Adding Real-Time Streaming
For large files, waiting 30 seconds for a response is painful. Streaming lets you watch the analysis as it happens. EzAI supports the same streaming API as Anthropic's direct endpoint:
def analyze_streaming(log_content: str) -> str:
"""Stream the analysis to stdout in real time."""
full_response = ""
with client.messages.stream(
model="claude-sonnet-4-5",
max_tokens=4096,
system=SYSTEM_PROMPT,
messages=[{
"role": "user",
"content": f"Analyze these logs:\n\n{log_content}"
}]
) as stream:
for text in stream.text_stream:
print(text, end="", flush=True)
full_response += text
print() # newline after stream ends
return full_response
How the analyzer classifies log entries by severity — each level maps to a different response priority
Building the CLI Interface
Wrap everything in a __main__ block that accepts a file path, an optional model flag, and a streaming toggle:
import argparse
if __name__ == "__main__":
parser = argparse.ArgumentParser(description="AI-powered log analyzer")
parser.add_argument("logfile", help="Path to log file")
parser.add_argument("--model", default="claude-sonnet-4-5",
help="Model to use (default: claude-sonnet-4-5)")
parser.add_argument("--stream", action="store_true",
help="Stream analysis in real time")
parser.add_argument("--output", "-o", help="Save JSON report to file")
args = parser.parse_args()
with open(args.logfile) as f:
content = f.read()
print(f"📋 Analyzing {args.logfile} ({len(content):,} chars)...")
if args.stream:
raw = analyze_streaming(content)
report = json.loads(raw)
else:
report = analyze_logs(content, model=args.model)
# Print summary
incidents = report.get("incidents", [])
critical = sum(1 for i in incidents if i["severity"] == "critical")
print(f"\n🔍 Found {len(incidents)} incidents ({critical} critical)")
print(f"💚 Health score: {report.get('health_score', 'N/A')}/100")
if args.output:
with open(args.output, "w") as f:
json.dump(report, f, indent=2)
print(f"📁 Report saved to {args.output}")
Run it against any log file:
# Basic analysis
python log_analyzer.py /var/log/nginx/error.log
# Stream output + save report
python log_analyzer.py /var/log/syslog --stream -o report.json
# Use Opus for complex multi-service logs
python log_analyzer.py app.log --model claude-opus-4
Optimizing Costs
Log analysis can burn tokens fast.
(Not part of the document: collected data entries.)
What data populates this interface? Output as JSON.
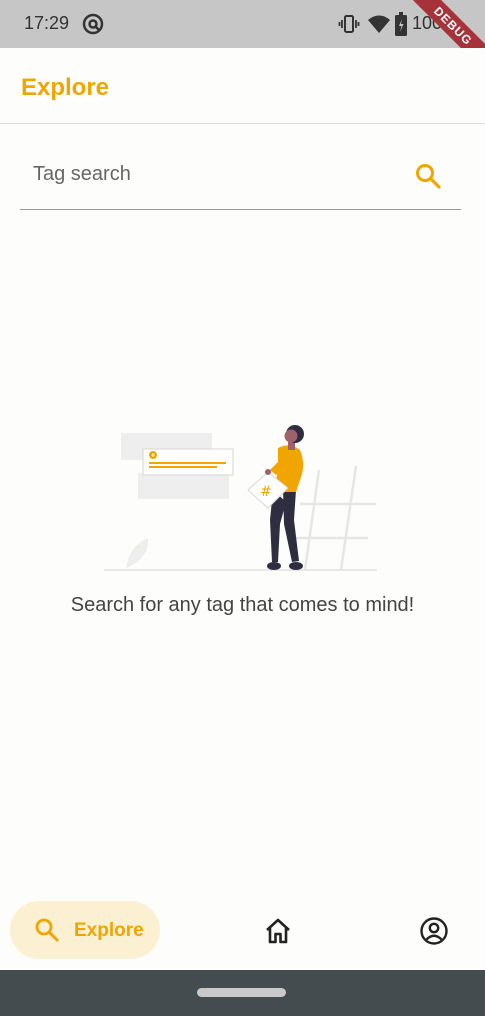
{
  "status_bar": {
    "time": "17:29",
    "battery_text": "100%",
    "icons": [
      "app-notification-icon",
      "vibrate-icon",
      "wifi-icon",
      "battery-icon"
    ]
  },
  "debug_banner": "DEBUG",
  "app_bar": {
    "title": "Explore"
  },
  "search": {
    "placeholder": "Tag search",
    "value": ""
  },
  "empty_state": {
    "illustration": "person-holding-hashtag-card",
    "message": "Search for any tag that comes to mind!"
  },
  "bottom_nav": {
    "items": [
      {
        "label": "Explore",
        "icon": "search-icon",
        "active": true
      },
      {
        "label": "",
        "icon": "home-icon",
        "active": false
      },
      {
        "label": "",
        "icon": "profile-icon",
        "active": false
      }
    ]
  },
  "colors": {
    "accent": "#f0a500",
    "accent_soft": "#fbf0d2",
    "status_bar": "#c6c6c6",
    "system_nav": "#444c4f",
    "debug_ribbon": "#a8323a"
  }
}
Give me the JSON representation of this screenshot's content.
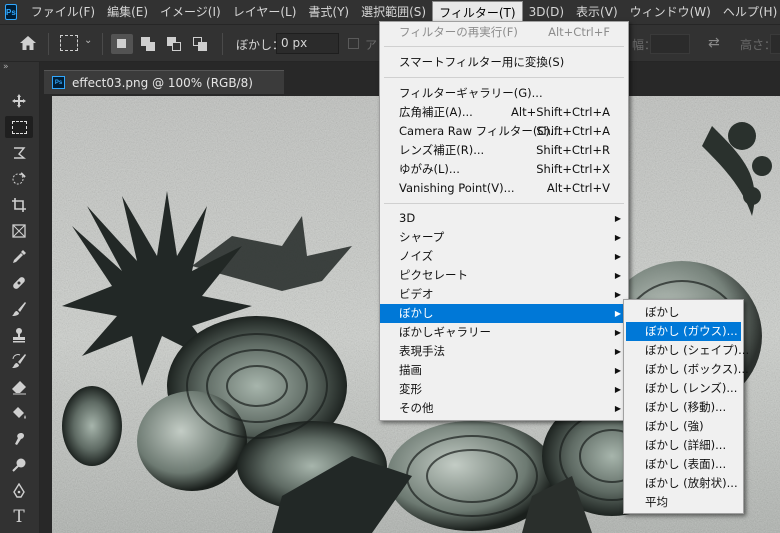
{
  "app": {
    "logo_text": "Ps"
  },
  "menubar": {
    "items": [
      {
        "label": "ファイル(F)"
      },
      {
        "label": "編集(E)"
      },
      {
        "label": "イメージ(I)"
      },
      {
        "label": "レイヤー(L)"
      },
      {
        "label": "書式(Y)"
      },
      {
        "label": "選択範囲(S)"
      },
      {
        "label": "フィルター(T)",
        "active": true
      },
      {
        "label": "3D(D)"
      },
      {
        "label": "表示(V)"
      },
      {
        "label": "ウィンドウ(W)"
      },
      {
        "label": "ヘルプ(H)"
      }
    ]
  },
  "options": {
    "feather_label": "ぼかし：",
    "feather_value": "0 px",
    "antialias_label": "ア",
    "width_label": "幅：",
    "height_label": "高さ："
  },
  "document": {
    "tab_title": "effect03.png @ 100% (RGB/8)",
    "tab_icon_text": "Ps"
  },
  "filter_menu": {
    "items": [
      {
        "label": "フィルターの再実行(F)",
        "shortcut": "Alt+Ctrl+F",
        "disabled": true
      },
      {
        "label": "スマートフィルター用に変換(S)",
        "shortcut": ""
      },
      {
        "label": "フィルターギャラリー(G)...",
        "shortcut": ""
      },
      {
        "label": "広角補正(A)...",
        "shortcut": "Alt+Shift+Ctrl+A"
      },
      {
        "label": "Camera Raw フィルター(C)...",
        "shortcut": "Shift+Ctrl+A"
      },
      {
        "label": "レンズ補正(R)...",
        "shortcut": "Shift+Ctrl+R"
      },
      {
        "label": "ゆがみ(L)...",
        "shortcut": "Shift+Ctrl+X"
      },
      {
        "label": "Vanishing Point(V)...",
        "shortcut": "Alt+Ctrl+V"
      },
      {
        "label": "3D",
        "submenu": true
      },
      {
        "label": "シャープ",
        "submenu": true
      },
      {
        "label": "ノイズ",
        "submenu": true
      },
      {
        "label": "ピクセレート",
        "submenu": true
      },
      {
        "label": "ビデオ",
        "submenu": true
      },
      {
        "label": "ぼかし",
        "submenu": true,
        "highlight": true
      },
      {
        "label": "ぼかしギャラリー",
        "submenu": true
      },
      {
        "label": "表現手法",
        "submenu": true
      },
      {
        "label": "描画",
        "submenu": true
      },
      {
        "label": "変形",
        "submenu": true
      },
      {
        "label": "その他",
        "submenu": true
      }
    ]
  },
  "blur_submenu": {
    "items": [
      {
        "label": "ぼかし"
      },
      {
        "label": "ぼかし (ガウス)...",
        "highlight": true
      },
      {
        "label": "ぼかし (シェイプ)..."
      },
      {
        "label": "ぼかし (ボックス)..."
      },
      {
        "label": "ぼかし (レンズ)..."
      },
      {
        "label": "ぼかし (移動)..."
      },
      {
        "label": "ぼかし (強)"
      },
      {
        "label": "ぼかし (詳細)..."
      },
      {
        "label": "ぼかし (表面)..."
      },
      {
        "label": "ぼかし (放射状)..."
      },
      {
        "label": "平均"
      }
    ]
  },
  "colors": {
    "highlight": "#0078d7",
    "menu_bg": "#f0f0f0",
    "chrome_bg": "#323232",
    "ps_blue": "#31a8ff"
  },
  "toolbar": {
    "tools": [
      "move-tool-icon",
      "marquee-tool-icon",
      "lasso-tool-icon",
      "quick-select-tool-icon",
      "crop-tool-icon",
      "frame-tool-icon",
      "eyedropper-tool-icon",
      "healing-brush-icon",
      "brush-tool-icon",
      "clone-stamp-icon",
      "history-brush-icon",
      "eraser-tool-icon",
      "paint-bucket-icon",
      "smudge-tool-icon",
      "dodge-tool-icon",
      "pen-tool-icon",
      "type-tool-icon"
    ]
  }
}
A 10,000-line Nginx log is roughly 40,000 tokens of input. Here are three ways to keep costs under control with EzAI:
- Pre-filter with grep. Strip routine 200-status lines before sending to Claude. A simple
grep -v '" 200 'on Nginx access logs can cut input by 90%. - Use Haiku for triage. Run a first pass with
claude-3-5-haiku-latest(cheapest model) to flag suspicious sections, then send only those sections to Sonnet for deep analysis. - Enable response caching. If you're analyzing the same log type repeatedly (say, hourly cron runs on the same server), cache the system prompt to save on input tokens.
With EzAI's pricing, a typical analysis of 5,000 filtered log lines costs roughly $0.02 with Sonnet. Run it hourly and you're looking at under $15/month for continuous log monitoring across multiple servers.
Going Further
This 120-line script is a starting point. From here you can:
- Pipe output into Slack or Discord for real-time incident alerts
- Add a
--watchflag that tails the log file and re-analyzes every N minutes - Build a FastAPI wrapper so your team can upload logs through a web UI
- Store reports in a database to track incident trends over time
The key advantage of routing through EzAI instead of direct API calls: you get access to every model through one endpoint, automatic rate limit handling, and your costs stay visible in a single dashboard. Swap models by changing one string — no SDK changes, no key rotation, no billing surprises.
Grab the full source from the examples above, point it at your noisiest log file, and let Claude do the reading for you.